Shape - use the concave radius abrasive to initially shape or reshape the tip to a perfect sized radius, either Dime or Nickel depending on which tool you purchased, (each tool has either a "D" or an "N stamped on the end). Slowly rotate the shaft and stroke the length of the tool across the top of the tip until uniform radius is achieved. It helps to chalk the tip first so you can see what part of the tip is being removed. When the center of the tip has all of the chalk removed, you have a perfectly shaped tip.
Scuff - use the flat bottom of the tool that has the coarsest grit to scuff your tip to maximize chalk holding properties. DO NOT drag the tool across the tip surface as you will alter the shape of the tip and reduce the life of the tip. Simply press the tool firmly against the tip and either rock across the tip surface, rotate the shaft and repeat until the entire tip surface has been textured, or, roll the tip against the flat scuffer as demonstrated by Dennis Searing and Rodney Morris on their videos. You should not remove tip material while scuffing, what you are trying to do is break the glaze and provide texture to hold chalk.

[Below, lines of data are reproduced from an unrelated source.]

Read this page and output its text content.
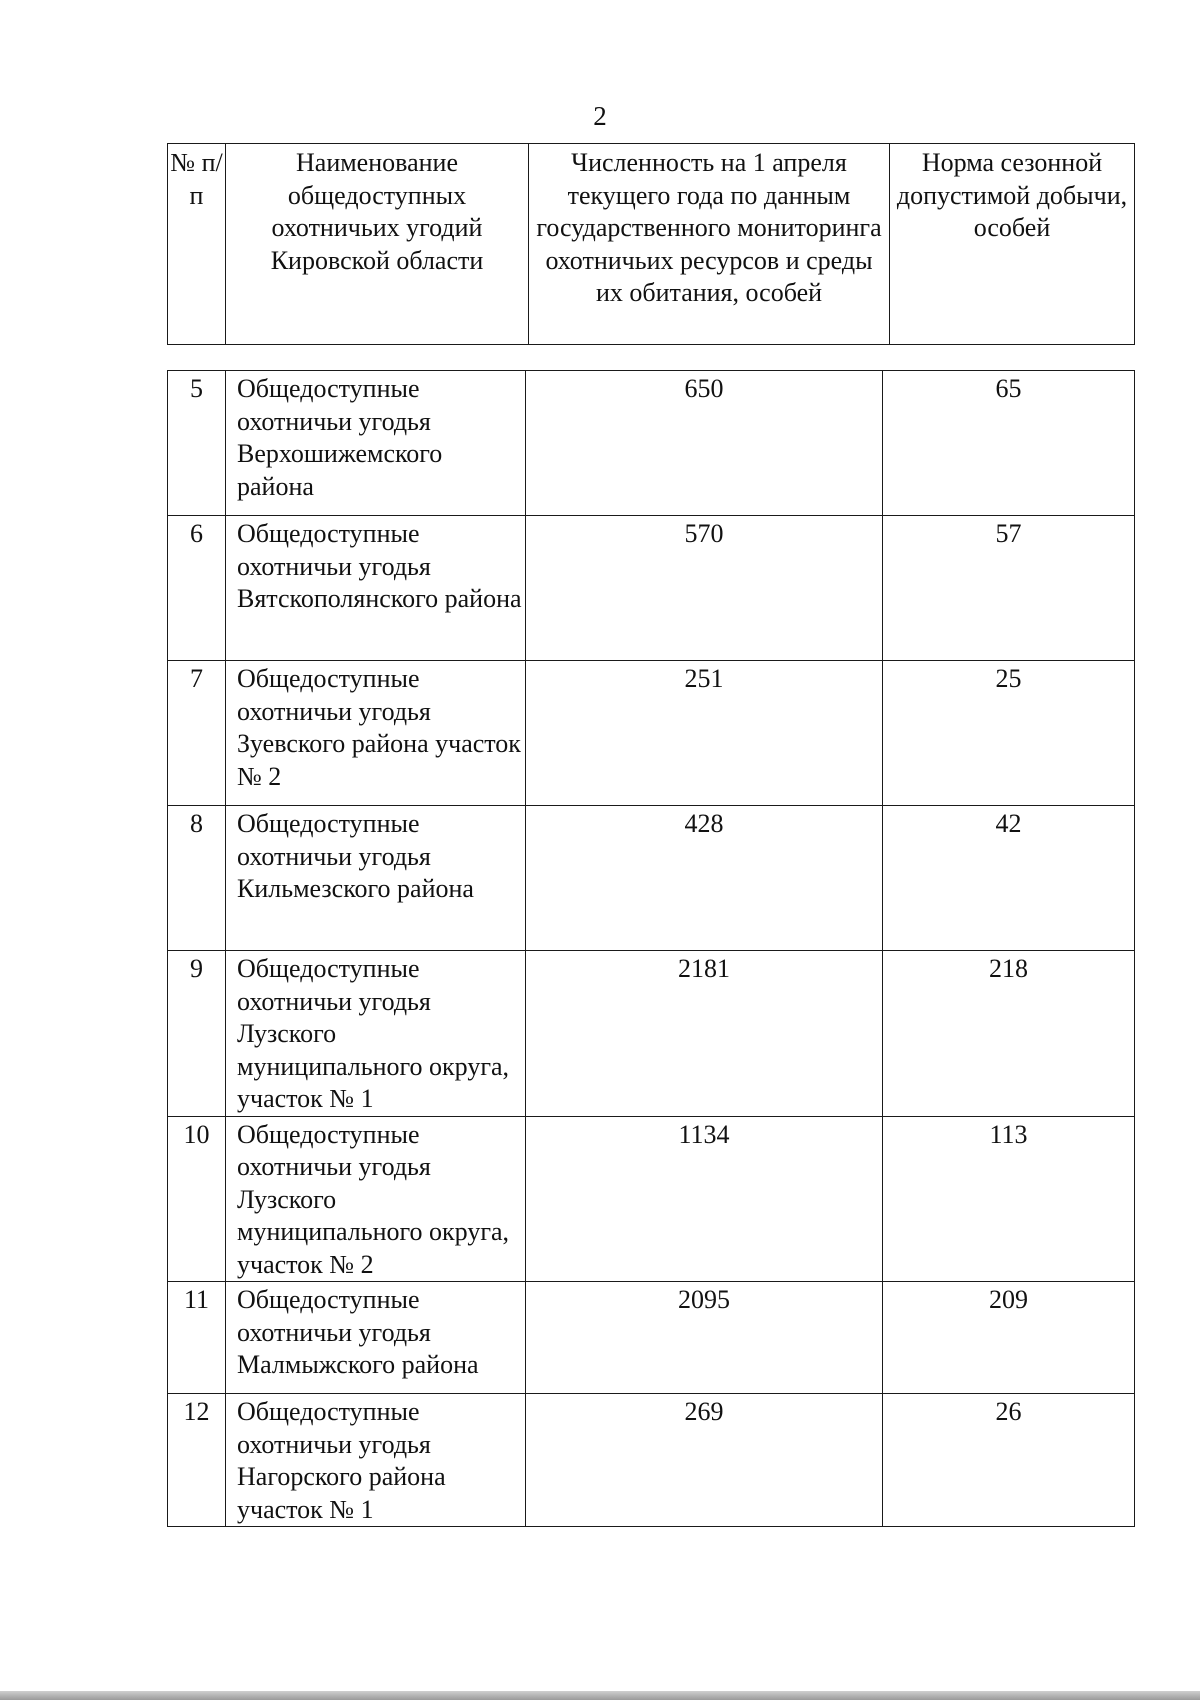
2
№ п/п	Наименование общедоступных охотничьих угодий Кировской области	Численность на 1 апреля текущего года по данным государственного мониторинга охотничьих ресурсов и среды их обитания, особей	Норма сезонной допустимой добычи, особей
5	Общедоступные охотничьи угодья Верхошижемского района	650	65
6	Общедоступные охотничьи угодья Вятскополянского района	570	57
7	Общедоступные охотничьи угодья Зуевского района участок № 2	251	25
8	Общедоступные охотничьи угодья Кильмезского района	428	42
9	Общедоступные охотничьи угодья Лузского муниципального округа, участок № 1	2181	218
10	Общедоступные охотничьи угодья Лузского муниципального округа, участок № 2	1134	113
11	Общедоступные охотничьи угодья Малмыжского района	2095	209
12	Общедоступные охотничьи угодья Нагорского района участок № 1	269	26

Mushroom Repair - use the narrow abrasive side of the tool and roll your shaft on a flat surface and stroke the tool across the mushroomed area of your tip while rolling the shaft until tip is no longer mushroomed and is uniformly round. (Tip: keep the Scuffing surface pointed away from the ferrule while working)
Tip Burnishing - use the leather side of the tool and roll your shaft on a flat surface while RAPIDLY stroking the leather across the sides of the tip in order to seal and harden (burnish) the sides of the tip. It helps to moisten the sides of the tip with saliva prior to burnishing. In addition to improving the tip's appearance, proper burnishing strengthens the sides of the tip and will reduce mushrooming. (Tip: keep the Scuffing surface pointed away from the ferrule while working)
Shaft Burnishing - the burnishing leather has 2 sides, one side is suede and is best used for initially cleaning the shaft and the finished side works best for the final burnishing process. Wrap the leather around the shaft and RAPIDLY move it up and down while gently squeezing. Use speed to generate a little heat. The burnished shaft should be a little shiny and very smooth. If the shaft is really dirty, you can wipe first with damp (not wet) paper towel or a terry cloth and isopropyl alcohol. (Tip: a piece of "Mr Clean Magic Eraser" available in any grocery store also cleans chalk stain from shafts and ferrules quite well)
Q-Wiz - the burnisher has 2 sides, one side is a mild abrasive and is best used for initially smoothing and cleaning the shaft and the finished side works best for the final burnishing process. Wrap the leather around the shaft and RAPIDLY move it up and down while gently squeezing. Use speed to generate a little heat. The burnished shaft should be a little shiny and very smooth.